Adult-care homes not appropriate for mentally ill citizens, DOJ says
by Anna Oakes
The settlement agreement is the result of a DOJ investigation that found North Carolina’s practice of placing individuals with serious mental illness in adult-care homes “fails to provide services to individuals with mental illness in the most integrated setting appropriate to their needs in violation of the Americans with Disabilities Act.”
“Adult-care homes are institutional settings that segregate residents from the community and impede residents’ interactions with people who do not have disabilities,” the DOJ letter of findings stated in July 2011.
The agreement also outlines a plan to invest in job training and employment assistance for up a comprehensive, 24/7 crisis-care program for people with serious mental illnesses, according to the N.C. Department of Health and Human Services.
“We are at the beginning of what will be a multiyear process to serve persons in the community who have previously been cared for in adult- care homes,” said Christina Carter, chief operating officer for Smoky Mountain Center, replying to an email that was also sent to Charlotte Bridges, care coordination supervisor.
Smoky Mountain Center is the local management entity in 15 Western North Carolina counties. LMEs are responsible for managing, coordinating, facilitating and monitoring the provision of mental health, developmental disabilities and substance abuse services in the area that they serve.
Carter said she did not currently know the specific number of residents in adult-care homes in Watauga County who may be affected.
The practice of placing mentally ill citizens in adult-care homes began with deinstitutionalization in the 1960s — moving mentally ill citizens out of asylums.
“The adult-care home choice of placement has been a historical choice of placement for a very long time,” said Carter.
“For some people that was the placement that seemed to work best to meet their needs,” Bridges said.
The adult-care home model was never such that these facilities would provide treatment or services to the chronically mentally ill, she said.
Adult-care homes have ensured that mentally ill individuals receive supervision, eat regular meals, take their medications and receive some level of interaction, Carter said.
“Even though the care was somewhat minimal, it kept them safe enough,” she said.
But with community-based housing, “I’m living down the block where you live … integrated in my community,” Carter said.
“The system has been reluctant to really develop a better quality of array of services for them,” she said. “It’s 2012, and we still have a tremendous amount of stigma in our system, in our community.”
Currently in Watauga County, a 10-unit facility called The Meadows serves persons with severe and persistent mental illness who can live relatively independently in low-supervision apartments.
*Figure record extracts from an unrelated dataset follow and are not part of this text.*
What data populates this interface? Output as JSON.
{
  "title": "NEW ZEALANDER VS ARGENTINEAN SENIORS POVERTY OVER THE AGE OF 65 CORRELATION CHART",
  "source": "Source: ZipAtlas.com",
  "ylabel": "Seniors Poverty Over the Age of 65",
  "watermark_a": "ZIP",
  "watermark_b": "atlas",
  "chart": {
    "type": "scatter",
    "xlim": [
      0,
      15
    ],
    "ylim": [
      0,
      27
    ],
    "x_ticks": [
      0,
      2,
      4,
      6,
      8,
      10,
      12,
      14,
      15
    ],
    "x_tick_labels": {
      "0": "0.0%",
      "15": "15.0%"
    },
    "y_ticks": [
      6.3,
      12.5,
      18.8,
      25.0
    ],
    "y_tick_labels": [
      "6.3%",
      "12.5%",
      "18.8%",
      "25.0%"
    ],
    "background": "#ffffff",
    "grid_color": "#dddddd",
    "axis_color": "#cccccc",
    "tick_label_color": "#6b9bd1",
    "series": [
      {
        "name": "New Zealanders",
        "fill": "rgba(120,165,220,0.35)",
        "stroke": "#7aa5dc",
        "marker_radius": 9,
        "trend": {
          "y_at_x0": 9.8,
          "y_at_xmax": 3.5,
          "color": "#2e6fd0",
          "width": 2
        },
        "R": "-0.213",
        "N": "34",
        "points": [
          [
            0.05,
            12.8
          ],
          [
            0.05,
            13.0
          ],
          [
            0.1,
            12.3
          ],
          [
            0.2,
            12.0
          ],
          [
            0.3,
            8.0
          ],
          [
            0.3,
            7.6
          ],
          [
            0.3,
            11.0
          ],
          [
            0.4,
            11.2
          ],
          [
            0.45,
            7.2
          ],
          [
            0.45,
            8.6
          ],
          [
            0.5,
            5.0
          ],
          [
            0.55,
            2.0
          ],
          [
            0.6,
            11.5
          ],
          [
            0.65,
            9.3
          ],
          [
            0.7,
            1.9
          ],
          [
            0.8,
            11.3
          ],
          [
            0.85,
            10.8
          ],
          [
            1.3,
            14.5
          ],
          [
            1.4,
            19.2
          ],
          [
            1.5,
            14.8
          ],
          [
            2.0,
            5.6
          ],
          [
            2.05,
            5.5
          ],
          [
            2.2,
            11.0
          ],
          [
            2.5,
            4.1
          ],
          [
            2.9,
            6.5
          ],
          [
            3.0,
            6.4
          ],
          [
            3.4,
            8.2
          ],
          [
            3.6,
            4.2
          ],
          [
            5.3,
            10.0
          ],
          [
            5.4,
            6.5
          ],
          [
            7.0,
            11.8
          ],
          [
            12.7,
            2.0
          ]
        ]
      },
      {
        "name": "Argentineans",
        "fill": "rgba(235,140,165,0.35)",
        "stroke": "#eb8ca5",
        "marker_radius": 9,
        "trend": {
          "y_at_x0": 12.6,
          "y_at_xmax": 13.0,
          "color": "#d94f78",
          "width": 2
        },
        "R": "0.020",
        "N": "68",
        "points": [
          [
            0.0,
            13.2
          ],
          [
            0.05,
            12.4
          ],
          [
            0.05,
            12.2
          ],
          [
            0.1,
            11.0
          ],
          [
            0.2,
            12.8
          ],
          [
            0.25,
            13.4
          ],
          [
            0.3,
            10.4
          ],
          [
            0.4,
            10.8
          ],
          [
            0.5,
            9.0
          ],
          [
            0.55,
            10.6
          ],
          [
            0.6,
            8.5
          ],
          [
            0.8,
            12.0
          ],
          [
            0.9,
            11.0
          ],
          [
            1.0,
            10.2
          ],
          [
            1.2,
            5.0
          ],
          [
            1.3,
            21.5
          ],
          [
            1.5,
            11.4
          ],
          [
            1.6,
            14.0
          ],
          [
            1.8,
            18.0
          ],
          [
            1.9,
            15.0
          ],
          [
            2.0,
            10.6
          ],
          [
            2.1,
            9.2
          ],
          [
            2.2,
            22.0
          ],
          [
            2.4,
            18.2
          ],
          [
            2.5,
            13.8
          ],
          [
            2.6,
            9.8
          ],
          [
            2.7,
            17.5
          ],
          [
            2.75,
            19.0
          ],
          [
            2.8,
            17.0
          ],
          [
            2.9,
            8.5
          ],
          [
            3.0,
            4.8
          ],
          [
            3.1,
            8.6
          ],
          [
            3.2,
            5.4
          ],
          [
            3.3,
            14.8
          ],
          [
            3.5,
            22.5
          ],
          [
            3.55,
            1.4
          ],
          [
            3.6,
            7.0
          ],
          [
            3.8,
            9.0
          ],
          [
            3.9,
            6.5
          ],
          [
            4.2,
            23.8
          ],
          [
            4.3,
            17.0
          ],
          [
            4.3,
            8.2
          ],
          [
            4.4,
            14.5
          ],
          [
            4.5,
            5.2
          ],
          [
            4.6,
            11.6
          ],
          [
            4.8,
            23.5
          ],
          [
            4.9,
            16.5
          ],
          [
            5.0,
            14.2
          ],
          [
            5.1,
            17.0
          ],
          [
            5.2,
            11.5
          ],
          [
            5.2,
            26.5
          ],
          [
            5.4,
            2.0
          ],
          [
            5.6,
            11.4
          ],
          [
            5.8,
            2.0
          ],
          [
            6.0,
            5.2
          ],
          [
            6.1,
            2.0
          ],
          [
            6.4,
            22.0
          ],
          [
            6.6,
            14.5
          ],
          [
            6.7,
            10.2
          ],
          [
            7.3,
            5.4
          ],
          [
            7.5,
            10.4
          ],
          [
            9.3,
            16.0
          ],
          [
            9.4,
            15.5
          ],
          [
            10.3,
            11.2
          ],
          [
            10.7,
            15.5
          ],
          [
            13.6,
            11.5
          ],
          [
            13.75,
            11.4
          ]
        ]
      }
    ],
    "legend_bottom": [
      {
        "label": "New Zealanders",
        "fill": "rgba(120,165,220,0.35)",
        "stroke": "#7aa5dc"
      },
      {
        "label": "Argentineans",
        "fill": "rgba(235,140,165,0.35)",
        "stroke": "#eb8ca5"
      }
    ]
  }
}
A program called the Targeting Key program also provides rental assistance for individuals with mental illness.
Carter said at least one area mental health provider has expressed an interest in expanding its services to meet the new housing requirements.
“There are providers already in Smoky Mountain Center’s catchment area whose business is housing; it is a question for our provider network staff to analyze whether this capacity is adequate and if additional capacity will be needed,” she said.
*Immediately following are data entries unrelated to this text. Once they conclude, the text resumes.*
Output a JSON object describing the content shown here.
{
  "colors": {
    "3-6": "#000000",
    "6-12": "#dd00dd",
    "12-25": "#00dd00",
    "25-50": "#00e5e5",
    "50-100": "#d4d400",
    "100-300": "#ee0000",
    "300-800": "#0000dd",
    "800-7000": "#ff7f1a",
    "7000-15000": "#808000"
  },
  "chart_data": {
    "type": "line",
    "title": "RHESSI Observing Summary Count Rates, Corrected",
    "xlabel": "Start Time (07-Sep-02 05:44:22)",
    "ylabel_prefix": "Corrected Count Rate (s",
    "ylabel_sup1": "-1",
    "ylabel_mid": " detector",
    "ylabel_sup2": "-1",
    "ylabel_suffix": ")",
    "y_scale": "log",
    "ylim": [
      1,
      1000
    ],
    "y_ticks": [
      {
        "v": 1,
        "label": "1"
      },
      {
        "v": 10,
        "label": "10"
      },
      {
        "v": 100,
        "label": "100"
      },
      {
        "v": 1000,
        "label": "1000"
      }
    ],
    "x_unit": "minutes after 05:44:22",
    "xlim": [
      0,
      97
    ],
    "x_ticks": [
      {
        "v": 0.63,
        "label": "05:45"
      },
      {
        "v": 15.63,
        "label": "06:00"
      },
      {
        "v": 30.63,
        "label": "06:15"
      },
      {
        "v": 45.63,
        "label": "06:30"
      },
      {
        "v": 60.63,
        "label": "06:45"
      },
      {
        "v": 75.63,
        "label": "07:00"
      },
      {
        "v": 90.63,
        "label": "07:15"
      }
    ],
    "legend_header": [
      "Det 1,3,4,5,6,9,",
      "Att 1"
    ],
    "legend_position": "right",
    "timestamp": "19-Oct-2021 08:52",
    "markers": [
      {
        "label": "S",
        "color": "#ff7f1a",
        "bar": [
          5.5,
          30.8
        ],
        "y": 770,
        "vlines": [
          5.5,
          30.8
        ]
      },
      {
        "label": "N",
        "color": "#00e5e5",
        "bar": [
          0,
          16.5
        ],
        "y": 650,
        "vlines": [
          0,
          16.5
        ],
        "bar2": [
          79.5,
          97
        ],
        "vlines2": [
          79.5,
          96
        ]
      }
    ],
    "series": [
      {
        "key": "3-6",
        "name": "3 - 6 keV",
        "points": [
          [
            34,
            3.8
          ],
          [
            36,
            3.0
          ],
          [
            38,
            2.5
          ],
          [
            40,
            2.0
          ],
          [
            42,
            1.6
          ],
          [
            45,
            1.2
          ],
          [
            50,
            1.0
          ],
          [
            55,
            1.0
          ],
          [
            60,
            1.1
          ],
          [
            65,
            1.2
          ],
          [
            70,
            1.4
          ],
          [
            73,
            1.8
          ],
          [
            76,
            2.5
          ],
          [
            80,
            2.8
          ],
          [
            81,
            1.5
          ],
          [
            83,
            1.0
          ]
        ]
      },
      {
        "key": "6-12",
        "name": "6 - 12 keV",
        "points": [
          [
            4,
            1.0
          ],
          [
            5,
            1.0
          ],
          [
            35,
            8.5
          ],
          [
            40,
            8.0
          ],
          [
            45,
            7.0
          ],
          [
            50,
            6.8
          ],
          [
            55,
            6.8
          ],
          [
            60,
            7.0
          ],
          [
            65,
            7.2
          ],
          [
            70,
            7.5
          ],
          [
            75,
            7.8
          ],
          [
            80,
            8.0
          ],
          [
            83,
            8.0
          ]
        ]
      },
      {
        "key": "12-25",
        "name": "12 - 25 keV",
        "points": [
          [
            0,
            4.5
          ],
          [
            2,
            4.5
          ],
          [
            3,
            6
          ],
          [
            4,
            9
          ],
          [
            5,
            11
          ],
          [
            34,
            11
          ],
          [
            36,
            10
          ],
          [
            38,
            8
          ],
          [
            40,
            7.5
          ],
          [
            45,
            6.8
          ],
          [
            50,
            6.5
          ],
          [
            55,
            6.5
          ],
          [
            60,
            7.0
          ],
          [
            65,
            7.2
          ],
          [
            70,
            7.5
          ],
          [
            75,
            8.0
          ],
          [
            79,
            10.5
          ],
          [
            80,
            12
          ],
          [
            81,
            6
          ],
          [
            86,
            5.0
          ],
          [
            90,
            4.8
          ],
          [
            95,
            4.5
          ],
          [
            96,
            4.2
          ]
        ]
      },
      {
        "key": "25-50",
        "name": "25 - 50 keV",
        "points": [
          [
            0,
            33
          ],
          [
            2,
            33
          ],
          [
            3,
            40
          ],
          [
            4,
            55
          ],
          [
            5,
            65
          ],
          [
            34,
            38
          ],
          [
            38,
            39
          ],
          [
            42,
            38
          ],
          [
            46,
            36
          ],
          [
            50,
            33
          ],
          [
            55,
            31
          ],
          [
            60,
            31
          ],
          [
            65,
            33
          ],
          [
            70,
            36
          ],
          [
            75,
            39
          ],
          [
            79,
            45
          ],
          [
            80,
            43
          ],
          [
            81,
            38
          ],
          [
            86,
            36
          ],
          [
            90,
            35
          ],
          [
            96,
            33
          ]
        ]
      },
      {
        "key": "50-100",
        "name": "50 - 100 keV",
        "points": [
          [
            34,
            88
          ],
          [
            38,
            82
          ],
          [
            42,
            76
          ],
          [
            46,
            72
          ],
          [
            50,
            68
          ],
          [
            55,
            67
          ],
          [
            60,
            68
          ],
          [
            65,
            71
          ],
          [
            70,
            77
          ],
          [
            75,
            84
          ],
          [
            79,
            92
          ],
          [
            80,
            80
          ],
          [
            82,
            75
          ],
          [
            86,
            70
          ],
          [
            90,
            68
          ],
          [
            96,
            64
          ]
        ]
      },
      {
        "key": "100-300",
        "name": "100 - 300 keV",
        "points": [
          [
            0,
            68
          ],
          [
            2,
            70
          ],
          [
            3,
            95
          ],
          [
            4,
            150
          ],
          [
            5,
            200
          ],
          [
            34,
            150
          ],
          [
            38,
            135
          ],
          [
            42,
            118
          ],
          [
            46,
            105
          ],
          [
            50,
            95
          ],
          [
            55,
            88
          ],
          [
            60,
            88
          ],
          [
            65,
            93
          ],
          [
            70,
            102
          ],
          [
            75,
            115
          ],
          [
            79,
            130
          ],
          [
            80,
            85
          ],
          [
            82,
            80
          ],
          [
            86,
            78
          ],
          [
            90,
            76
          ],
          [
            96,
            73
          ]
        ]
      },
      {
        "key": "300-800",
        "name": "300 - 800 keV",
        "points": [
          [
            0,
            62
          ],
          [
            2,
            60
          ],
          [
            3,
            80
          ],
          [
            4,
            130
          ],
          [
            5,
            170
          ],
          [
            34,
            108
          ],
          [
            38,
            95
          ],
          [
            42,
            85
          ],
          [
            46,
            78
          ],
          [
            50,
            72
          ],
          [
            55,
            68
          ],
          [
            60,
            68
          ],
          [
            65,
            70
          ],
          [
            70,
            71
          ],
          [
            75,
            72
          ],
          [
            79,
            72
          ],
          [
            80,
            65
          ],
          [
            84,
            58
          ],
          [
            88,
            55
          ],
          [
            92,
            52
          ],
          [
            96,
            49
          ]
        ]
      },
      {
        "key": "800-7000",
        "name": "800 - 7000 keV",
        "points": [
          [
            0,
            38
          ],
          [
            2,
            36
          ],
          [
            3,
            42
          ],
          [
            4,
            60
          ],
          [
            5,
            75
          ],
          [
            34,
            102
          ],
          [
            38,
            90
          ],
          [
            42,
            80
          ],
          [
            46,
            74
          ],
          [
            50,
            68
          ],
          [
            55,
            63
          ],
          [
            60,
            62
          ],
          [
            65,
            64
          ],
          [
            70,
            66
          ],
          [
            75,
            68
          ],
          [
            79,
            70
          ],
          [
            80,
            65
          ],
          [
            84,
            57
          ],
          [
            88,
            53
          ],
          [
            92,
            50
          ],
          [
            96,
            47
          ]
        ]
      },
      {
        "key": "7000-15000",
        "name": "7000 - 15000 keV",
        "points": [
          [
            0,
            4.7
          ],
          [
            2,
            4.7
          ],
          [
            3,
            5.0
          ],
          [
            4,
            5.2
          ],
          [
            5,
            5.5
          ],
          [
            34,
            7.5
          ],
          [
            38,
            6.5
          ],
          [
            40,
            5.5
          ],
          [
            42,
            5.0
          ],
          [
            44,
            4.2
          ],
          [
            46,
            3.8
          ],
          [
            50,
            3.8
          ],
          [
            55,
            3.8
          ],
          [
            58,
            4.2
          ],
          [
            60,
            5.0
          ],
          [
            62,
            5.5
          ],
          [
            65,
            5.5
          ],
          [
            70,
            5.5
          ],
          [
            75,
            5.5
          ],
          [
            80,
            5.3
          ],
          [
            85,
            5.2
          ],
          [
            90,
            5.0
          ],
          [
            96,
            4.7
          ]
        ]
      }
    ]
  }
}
The settlement agreement also provides for enhanced mental health services that “can go into the homes to assist” mentally ill individuals living on their own, Bridges said.
Carter and Bridges emphasized that much is still unknown about the details of agreement implementation and that more information will be provided on the Smoky Mountain Center website once it is available.
“We are very committed to do a tremendous amount of public education,” Carter said.